Employers are required to have workers’ compensation insurance or be self-insured against workplace accidents. The report shows that firms have been paying steadily lower costs per $100 of payroll in recent years. This mirrors a similar pattern seen nationwide, according to an annual report by the National Academy of Social Insurance (see Chart 1).
One of the reasons for lower average costs is likely the result of steadily declining rates in workplace claims, which have dropped below five for every 100 full-time equivalent workers (see Chart 2). This has helped offset a rise in the average cost of individual claims over the same period, especially for medical benefits, which increased by 15 percent (to $5,550 per claim) from 2006 to 2009 (the most recent figures available). Average indemnity benefits—direct compensation to workers for lost wages—rose 3 percent per claim over this period, to $3,530, but that figure is down $170 from 2008. (All benefits are also adjusted for wage growth over this period.)

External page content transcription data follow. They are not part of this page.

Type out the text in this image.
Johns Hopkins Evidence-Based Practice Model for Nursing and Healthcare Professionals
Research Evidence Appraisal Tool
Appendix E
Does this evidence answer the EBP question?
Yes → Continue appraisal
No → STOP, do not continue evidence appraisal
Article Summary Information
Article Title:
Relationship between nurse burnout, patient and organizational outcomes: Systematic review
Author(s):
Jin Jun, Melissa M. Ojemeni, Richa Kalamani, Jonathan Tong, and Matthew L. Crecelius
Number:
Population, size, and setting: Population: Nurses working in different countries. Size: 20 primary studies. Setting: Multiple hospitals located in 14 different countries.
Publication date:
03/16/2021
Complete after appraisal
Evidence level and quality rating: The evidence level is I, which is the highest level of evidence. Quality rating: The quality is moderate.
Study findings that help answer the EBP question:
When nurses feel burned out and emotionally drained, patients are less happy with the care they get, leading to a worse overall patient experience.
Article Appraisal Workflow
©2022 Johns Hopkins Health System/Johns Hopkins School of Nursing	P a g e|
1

Claims are down for a variety of reasons, some of them related to the current economic slowdown, while others stem from long-term shifts in the economy. For example, employers are reportedly spending more time and money on workplace training in an effort to avoid workplace accidents and injury. The economy has also shifted away from manual-labor jobs in factories and elsewhere that are more likely to induce injuries and claims. The state report noted that the economic slowdown can also affect the claim rate.
In the same way the broader economy has moved away from manual-labor jobs, the recession dealt a harsh blow to construction jobs, which have a high accident rate. Work speed is also a factor in workplace injuries, and a sluggish economy can slow production rates. Employment losses during a recession affect less-experienced workers, who tend to be more accident prone. Workers might also file fewer claims during tough economic times for fear of job security.
But the workers’ comp coin has two sides. As the state report said, laid-off workers might also have a greater incentive to make a claim out of economic hardship “because lay-off is no longer a risk.”